The metal-smelting industry is second only to the chemicals industry in the toxic emissions that it produces, and iron and steel production have the worst record for water pollution in the UK. The raw materials are mined, transported huge distances and then smelted in blast furnaces, consuming huge amount of energy at every step. And the problems aren't over when the steel gets on-site: such a good conductor can suck the heat out of a building unless every post and beam is highly insulated.

Nasty stuff. But because I wouldn't dream of leaving you with anything other than a warm eco-glow, let me persuade you that in the right hands, even steel can be an eco-product.

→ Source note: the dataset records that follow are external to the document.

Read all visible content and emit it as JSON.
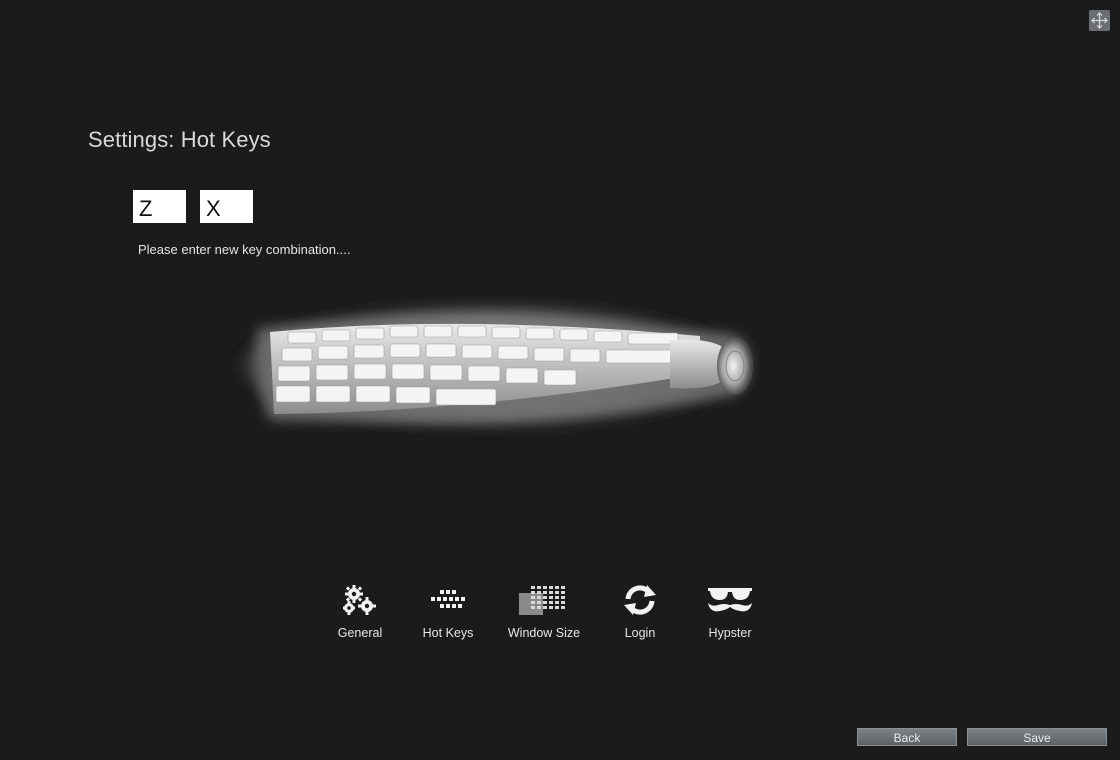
{
  "window": {
    "move_handle_icon": "move-arrows-icon"
  },
  "header": {
    "title": "Settings: Hot Keys"
  },
  "hotkeys": {
    "key1": "Z",
    "key2": "X",
    "hint": "Please enter new key combination...."
  },
  "nav": {
    "items": [
      {
        "label": "General",
        "icon": "gears-icon"
      },
      {
        "label": "Hot Keys",
        "icon": "keys-icon"
      },
      {
        "label": "Window Size",
        "icon": "keyboard-grid-icon"
      },
      {
        "label": "Login",
        "icon": "refresh-icon"
      },
      {
        "label": "Hypster",
        "icon": "sunglasses-mustache-icon"
      }
    ]
  },
  "footer": {
    "back_label": "Back",
    "save_label": "Save"
  },
  "colors": {
    "background": "#1b1b1b",
    "button": "#6a7074",
    "text": "#e6e6e6"
  }
}
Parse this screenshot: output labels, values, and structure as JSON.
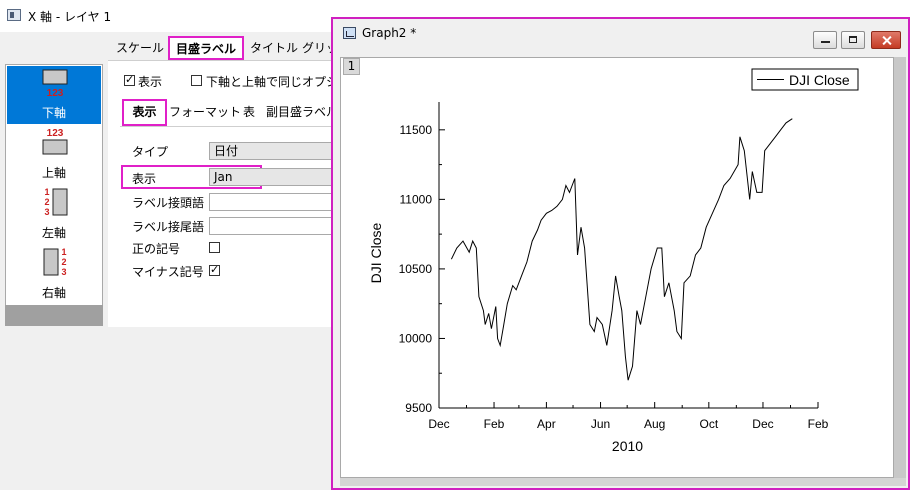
{
  "axis_dialog": {
    "title": "X 軸 - レイヤ 1",
    "axes": [
      {
        "label": "下軸",
        "numbers": "123"
      },
      {
        "label": "上軸",
        "numbers": "123"
      },
      {
        "label": "左軸",
        "numbers": "123"
      },
      {
        "label": "右軸",
        "numbers": "123"
      }
    ],
    "tabs": [
      "スケール",
      "目盛ラベル",
      "タイトル",
      "グリッ"
    ],
    "show_label": "表示",
    "same_option_label": "下軸と上軸で同じオプショ",
    "subtabs": [
      "表示",
      "フォーマット",
      "表",
      "副目盛ラベル"
    ],
    "rows": {
      "type_label": "タイプ",
      "type_value": "日付",
      "display_label": "表示",
      "display_value": "Jan",
      "prefix_label": "ラベル接頭語",
      "suffix_label": "ラベル接尾語",
      "plus_sign_label": "正の記号",
      "minus_sign_label": "マイナス記号"
    },
    "checks": {
      "show": true,
      "same_option": false,
      "plus_sign": false,
      "minus_sign": true
    }
  },
  "graph_window": {
    "title": "Graph2 *",
    "layer_number": "1"
  },
  "chart_data": {
    "type": "line",
    "title": "",
    "xlabel": "2010",
    "ylabel": "DJI Close",
    "x_ticks": [
      "Dec",
      "Feb",
      "Apr",
      "Jun",
      "Aug",
      "Oct",
      "Dec",
      "Feb"
    ],
    "y_ticks": [
      9500,
      10000,
      10500,
      11000,
      11500
    ],
    "ylim": [
      9500,
      11700
    ],
    "xlim": [
      "2009-12-01",
      "2011-02-01"
    ],
    "legend": "top-right",
    "grid": false,
    "series": [
      {
        "name": "DJI Close",
        "color": "#000000",
        "points": [
          [
            "2009-12-15",
            10570
          ],
          [
            "2009-12-21",
            10650
          ],
          [
            "2009-12-28",
            10700
          ],
          [
            "2010-01-04",
            10620
          ],
          [
            "2010-01-08",
            10700
          ],
          [
            "2010-01-12",
            10650
          ],
          [
            "2010-01-15",
            10300
          ],
          [
            "2010-01-20",
            10200
          ],
          [
            "2010-01-22",
            10100
          ],
          [
            "2010-01-26",
            10180
          ],
          [
            "2010-01-29",
            10070
          ],
          [
            "2010-02-03",
            10230
          ],
          [
            "2010-02-05",
            10000
          ],
          [
            "2010-02-08",
            9950
          ],
          [
            "2010-02-12",
            10100
          ],
          [
            "2010-02-16",
            10250
          ],
          [
            "2010-02-22",
            10380
          ],
          [
            "2010-02-26",
            10350
          ],
          [
            "2010-03-04",
            10450
          ],
          [
            "2010-03-10",
            10550
          ],
          [
            "2010-03-16",
            10700
          ],
          [
            "2010-03-22",
            10780
          ],
          [
            "2010-03-26",
            10850
          ],
          [
            "2010-04-01",
            10900
          ],
          [
            "2010-04-07",
            10920
          ],
          [
            "2010-04-13",
            10950
          ],
          [
            "2010-04-19",
            11000
          ],
          [
            "2010-04-23",
            11100
          ],
          [
            "2010-04-27",
            11050
          ],
          [
            "2010-05-03",
            11150
          ],
          [
            "2010-05-06",
            10600
          ],
          [
            "2010-05-10",
            10800
          ],
          [
            "2010-05-14",
            10650
          ],
          [
            "2010-05-20",
            10100
          ],
          [
            "2010-05-25",
            10050
          ],
          [
            "2010-05-28",
            10150
          ],
          [
            "2010-06-03",
            10100
          ],
          [
            "2010-06-08",
            9950
          ],
          [
            "2010-06-14",
            10200
          ],
          [
            "2010-06-18",
            10450
          ],
          [
            "2010-06-22",
            10300
          ],
          [
            "2010-06-25",
            10200
          ],
          [
            "2010-06-29",
            9870
          ],
          [
            "2010-07-02",
            9700
          ],
          [
            "2010-07-07",
            9800
          ],
          [
            "2010-07-12",
            10200
          ],
          [
            "2010-07-16",
            10100
          ],
          [
            "2010-07-22",
            10300
          ],
          [
            "2010-07-28",
            10500
          ],
          [
            "2010-08-04",
            10650
          ],
          [
            "2010-08-09",
            10650
          ],
          [
            "2010-08-12",
            10300
          ],
          [
            "2010-08-17",
            10400
          ],
          [
            "2010-08-23",
            10200
          ],
          [
            "2010-08-26",
            10050
          ],
          [
            "2010-08-31",
            10000
          ],
          [
            "2010-09-03",
            10400
          ],
          [
            "2010-09-10",
            10450
          ],
          [
            "2010-09-16",
            10600
          ],
          [
            "2010-09-22",
            10650
          ],
          [
            "2010-09-28",
            10800
          ],
          [
            "2010-10-05",
            10900
          ],
          [
            "2010-10-12",
            11000
          ],
          [
            "2010-10-18",
            11100
          ],
          [
            "2010-10-25",
            11150
          ],
          [
            "2010-11-03",
            11250
          ],
          [
            "2010-11-05",
            11450
          ],
          [
            "2010-11-10",
            11350
          ],
          [
            "2010-11-16",
            11000
          ],
          [
            "2010-11-19",
            11200
          ],
          [
            "2010-11-24",
            11050
          ],
          [
            "2010-11-30",
            11050
          ],
          [
            "2010-12-03",
            11350
          ],
          [
            "2010-12-09",
            11400
          ],
          [
            "2010-12-15",
            11450
          ],
          [
            "2010-12-21",
            11500
          ],
          [
            "2010-12-27",
            11550
          ],
          [
            "2011-01-03",
            11580
          ]
        ]
      }
    ]
  }
}
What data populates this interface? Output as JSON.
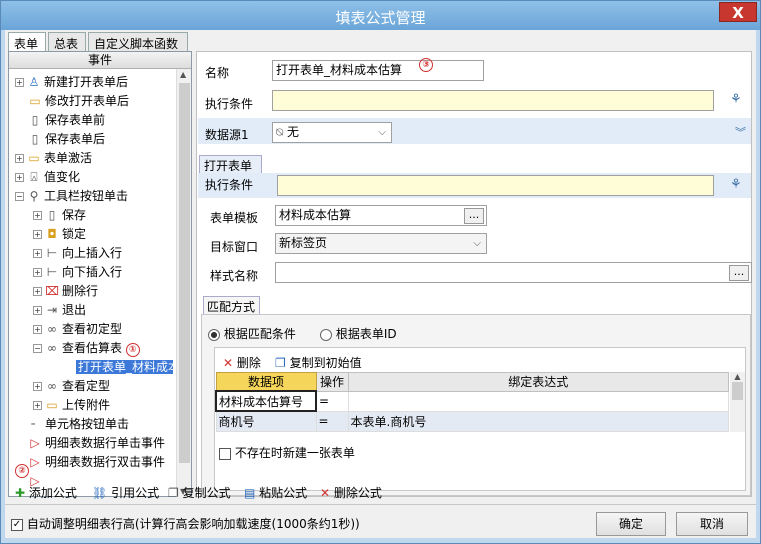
{
  "window": {
    "title": "填表公式管理",
    "close_label": "X"
  },
  "tabs": [
    "表单",
    "总表",
    "自定义脚本函数"
  ],
  "left": {
    "header": "事件",
    "nodes": [
      {
        "label": "新建打开表单后",
        "expander": "+",
        "icon": "user-icon"
      },
      {
        "label": "修改打开表单后",
        "expander": "",
        "icon": "folder-icon"
      },
      {
        "label": "保存表单前",
        "expander": "",
        "icon": "doc-icon"
      },
      {
        "label": "保存表单后",
        "expander": "",
        "icon": "doc-icon"
      },
      {
        "label": "表单激活",
        "expander": "+",
        "icon": "folder-icon"
      },
      {
        "label": "值变化",
        "expander": "+",
        "icon": "value-icon"
      },
      {
        "label": "工具栏按钮单击",
        "expander": "-",
        "icon": "tool-icon"
      },
      {
        "label": "保存",
        "expander": "+",
        "icon": "save-icon"
      },
      {
        "label": "锁定",
        "expander": "+",
        "icon": "lock-icon"
      },
      {
        "label": "向上插入行",
        "expander": "+",
        "icon": "insert-up-icon"
      },
      {
        "label": "向下插入行",
        "expander": "+",
        "icon": "insert-down-icon"
      },
      {
        "label": "删除行",
        "expander": "+",
        "icon": "delete-row-icon"
      },
      {
        "label": "退出",
        "expander": "+",
        "icon": "exit-icon"
      },
      {
        "label": "查看初定型",
        "expander": "+",
        "icon": "binoculars-icon"
      },
      {
        "label": "查看估算表",
        "expander": "-",
        "icon": "binoculars-icon"
      },
      {
        "label": "打开表单_材料成本",
        "expander": "",
        "icon": ""
      },
      {
        "label": "查看定型",
        "expander": "+",
        "icon": "binoculars-icon"
      },
      {
        "label": "上传附件",
        "expander": "+",
        "icon": "folder-icon"
      },
      {
        "label": "单元格按钮单击",
        "expander": "",
        "icon": ""
      },
      {
        "label": "明细表数据行单击事件",
        "expander": "",
        "icon": "flag-icon"
      },
      {
        "label": "明细表数据行双击事件",
        "expander": "",
        "icon": "flag-icon"
      }
    ],
    "markers": {
      "one": "①",
      "two": "②",
      "three": "③"
    }
  },
  "right": {
    "name_label": "名称",
    "name_value": "打开表单_材料成本估算",
    "cond_label": "执行条件",
    "ds_label": "数据源1",
    "ds_value": "无",
    "open_tab": "打开表单",
    "cond2_label": "执行条件",
    "template_label": "表单模板",
    "template_value": "材料成本估算",
    "target_label": "目标窗口",
    "target_value": "新标签页",
    "style_label": "样式名称",
    "style_value": "",
    "match_tab": "匹配方式",
    "radio1": "根据匹配条件",
    "radio2": "根据表单ID",
    "delete_label": "删除",
    "copy_label": "复制到初始值",
    "grid": {
      "headers": [
        "数据项",
        "操作",
        "绑定表达式"
      ],
      "rows": [
        [
          "材料成本估算号",
          "=",
          ""
        ],
        [
          "商机号",
          "=",
          "本表单.商机号"
        ]
      ]
    },
    "checkbox_label": "不存在时新建一张表单",
    "dots": "..."
  },
  "bottom_toolbar": [
    "添加公式",
    "引用公式",
    "复制公式",
    "粘贴公式",
    "删除公式"
  ],
  "footer": {
    "auto_label": "自动调整明细表行高(计算行高会影响加载速度(1000条约1秒))",
    "ok": "确定",
    "cancel": "取消"
  },
  "colors": {
    "title_bar": "#6aa5d8",
    "selection": "#3b78d8",
    "yellow_input": "#fefdd8",
    "marker_red": "#d03030"
  }
}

Enter Jonnie Rowlandson, metal-worker extraordinaire, based up the road in the Clapham North Arts Centre ( www.argonautdesign.co.uk). Over the last month, Jonnie has been scouring the scrap metal merchants of south London for sheets of rusting steel, old copper hot water cylinders and fragments of discarded brass. These salvaged materials have excellent eco-credentials, because whenever you buy something salvaged or second-hand you are keeping valuable resources in use and avoiding the extraction and manufacture of new resources.

With this gritty palette, Jonnie has made us the ultimate garden fence. Because we will have no fireplace in our ultra-low energy house, our garden will be our hearth and the back fence will be the focus of the hearth.

Jonnie has risen to this metaphor and created a fiery, organic, richly textured work of art, alive with the dense, complex colours of rusted and stressed metals. Like any fire, it will change over the day and over the seasons, a constant source of fascination and inspiration. In the middle of winter when the garden is quiet, this fire will be ablaze.

So although a well-hidden and thoroughly un-eco steel joist is critical to the engineering of our open-plan living space, it is rusty, salvaged steel that will transform our experience within it. Thanks to our local alchemist, the first expression of our magical ambitions has been successfully forged from the basest of metals.